If You are Training for an “A” Race: If you have a specific training plan laid out before you, with grand hopes of a PR (either in time or distance), you should follow your training plan instead of streaking. It was likely designed by someone who knew what they were doing (or a coach who will roll their eyes at you when you don’t follow their plan), and your rest days were specifically placed at that point during the week to either help you recover from a tough workout, or force you to rest before an upcoming brutal workout. MY CURRENT REALITY is that despite running every day for the last nine days, my mileage has NOT increased. If anything, it might be decreasing, as I find myself squeezing just one or two miles in each day at the gym, simply for the sake of the streak, instead of stopping to plan an actual RUN. Perhaps I should work on this. Regardless, if I was following a specific training plan, I don’t think the running streak would work out for me. My legs are tired.
DO Streak If:
You Need a Kick in the Cold Weather Compression Pants: Winter is cold and dreary and miserable and everything horrible that is NOT SUMMER. And if you are anything like me, winter makes you lazy. A challenge like an every day run streak can be fun (yes, even treadmills can be fun) and motivating. As I mentioned above, I’m 9 days in and completely hooked.

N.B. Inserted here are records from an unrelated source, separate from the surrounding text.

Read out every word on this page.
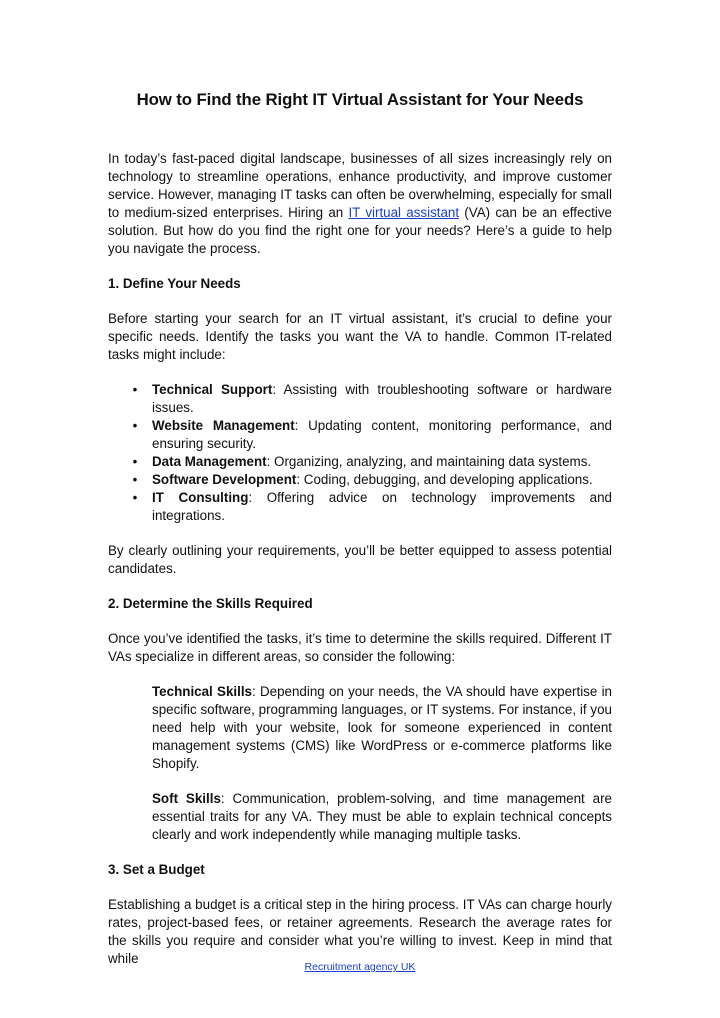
How to Find the Right IT Virtual Assistant for Your Needs

In today’s fast-paced digital landscape, businesses of all sizes increasingly rely on technology to streamline operations, enhance productivity, and improve customer service. However, managing IT tasks can often be overwhelming, especially for small to medium-sized enterprises. Hiring an IT virtual assistant (VA) can be an effective solution. But how do you find the right one for your needs? Here’s a guide to help you navigate the process.

1. Define Your Needs

Before starting your search for an IT virtual assistant, it’s crucial to define your specific needs. Identify the tasks you want the VA to handle. Common IT-related tasks might include:

• Technical Support: Assisting with troubleshooting software or hardware issues.
• Website Management: Updating content, monitoring performance, and ensuring security.
• Data Management: Organizing, analyzing, and maintaining data systems.
• Software Development: Coding, debugging, and developing applications.
• IT Consulting: Offering advice on technology improvements and integrations.

By clearly outlining your requirements, you’ll be better equipped to assess potential candidates.

2. Determine the Skills Required

Once you’ve identified the tasks, it’s time to determine the skills required. Different IT VAs specialize in different areas, so consider the following:

Technical Skills: Depending on your needs, the VA should have expertise in specific software, programming languages, or IT systems. For instance, if you need help with your website, look for someone experienced in content management systems (CMS) like WordPress or e-commerce platforms like Shopify.

Soft Skills: Communication, problem-solving, and time management are essential traits for any VA. They must be able to explain technical concepts clearly and work independently while managing multiple tasks.

3. Set a Budget

Establishing a budget is a critical step in the hiring process. IT VAs can charge hourly rates, project-based fees, or retainer agreements. Research the average rates for the skills you require and consider what you’re willing to invest. Keep in mind that while

Recruitment agency UK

You Want to Increase Running Frequency: Want to run more often? This is the challenge for you. As mentioned above, do not confuse running more often with running more miles, as this may or may not happen. But if you want to train your body to run more often throughout the week, this challenge will help.
You Want to Stay on Track During the Holidays: Just don’t let the extra mileage convince you that you can drink three times as much eggnog.

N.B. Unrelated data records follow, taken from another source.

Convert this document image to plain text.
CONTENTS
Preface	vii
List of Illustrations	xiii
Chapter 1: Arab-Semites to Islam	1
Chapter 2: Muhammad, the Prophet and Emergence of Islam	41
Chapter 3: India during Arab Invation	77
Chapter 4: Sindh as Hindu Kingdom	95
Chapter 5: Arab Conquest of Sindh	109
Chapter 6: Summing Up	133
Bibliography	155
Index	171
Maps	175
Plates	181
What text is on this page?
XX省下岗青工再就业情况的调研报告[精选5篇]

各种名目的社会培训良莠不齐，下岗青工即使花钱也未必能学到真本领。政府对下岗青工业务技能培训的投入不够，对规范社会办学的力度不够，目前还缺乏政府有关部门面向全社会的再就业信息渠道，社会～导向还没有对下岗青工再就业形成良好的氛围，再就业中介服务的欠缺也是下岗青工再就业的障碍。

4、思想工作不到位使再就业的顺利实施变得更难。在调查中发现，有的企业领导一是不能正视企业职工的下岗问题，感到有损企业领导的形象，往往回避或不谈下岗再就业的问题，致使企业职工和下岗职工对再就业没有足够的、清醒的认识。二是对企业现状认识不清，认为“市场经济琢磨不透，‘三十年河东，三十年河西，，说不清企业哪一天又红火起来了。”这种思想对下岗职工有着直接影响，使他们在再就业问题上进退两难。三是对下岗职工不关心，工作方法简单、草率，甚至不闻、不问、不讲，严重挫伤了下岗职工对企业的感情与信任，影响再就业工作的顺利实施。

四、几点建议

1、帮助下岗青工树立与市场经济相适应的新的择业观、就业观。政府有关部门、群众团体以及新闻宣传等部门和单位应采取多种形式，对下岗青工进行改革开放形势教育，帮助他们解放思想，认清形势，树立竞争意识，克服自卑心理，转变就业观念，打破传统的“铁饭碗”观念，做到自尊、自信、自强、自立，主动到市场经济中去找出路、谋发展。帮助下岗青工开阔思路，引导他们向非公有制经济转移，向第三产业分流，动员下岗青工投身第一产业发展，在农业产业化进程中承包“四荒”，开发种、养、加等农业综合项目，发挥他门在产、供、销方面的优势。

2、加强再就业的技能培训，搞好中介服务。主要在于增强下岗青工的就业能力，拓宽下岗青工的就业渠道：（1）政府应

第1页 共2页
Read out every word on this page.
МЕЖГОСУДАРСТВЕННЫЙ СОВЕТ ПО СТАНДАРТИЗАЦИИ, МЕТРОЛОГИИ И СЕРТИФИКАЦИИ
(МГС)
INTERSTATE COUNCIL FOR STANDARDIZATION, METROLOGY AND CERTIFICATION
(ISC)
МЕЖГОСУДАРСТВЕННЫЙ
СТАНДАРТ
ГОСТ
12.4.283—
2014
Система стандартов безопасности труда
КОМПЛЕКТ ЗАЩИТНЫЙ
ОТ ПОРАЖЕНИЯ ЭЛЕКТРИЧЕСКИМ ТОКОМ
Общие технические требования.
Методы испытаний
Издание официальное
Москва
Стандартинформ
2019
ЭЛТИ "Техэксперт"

You are Bored: Simply put, running beats playing Candy Crush.
There are no prizes in this virtual “Streaking” event…so if you need to modify, modify. Sure, Runner’s World says it HAS to be running, but this is my blog, and I’m going to tell you it’s OK to make your own streak. I’ll even make you your own hashtag (the official twitter streaking tag is #RWRunStreak). I think a “physical activity” streak is a fantastic idea for anyone trying to make exercise a regular part of their life. Just be sure to incorporate easy days (gentle yoga, walking, relaxed swimming, etc) in between the harder workouts.
And if you do choose to run everyday, be sure to alternate your harder runs with easy runs. No one wants an injury simply for the sake of twitter hashtag bragging rights. (Trust me, 6-8 weeks is a loooong time when you can’t run).
I’ll update you further as the shenanigans unfold…until then, happy streaking!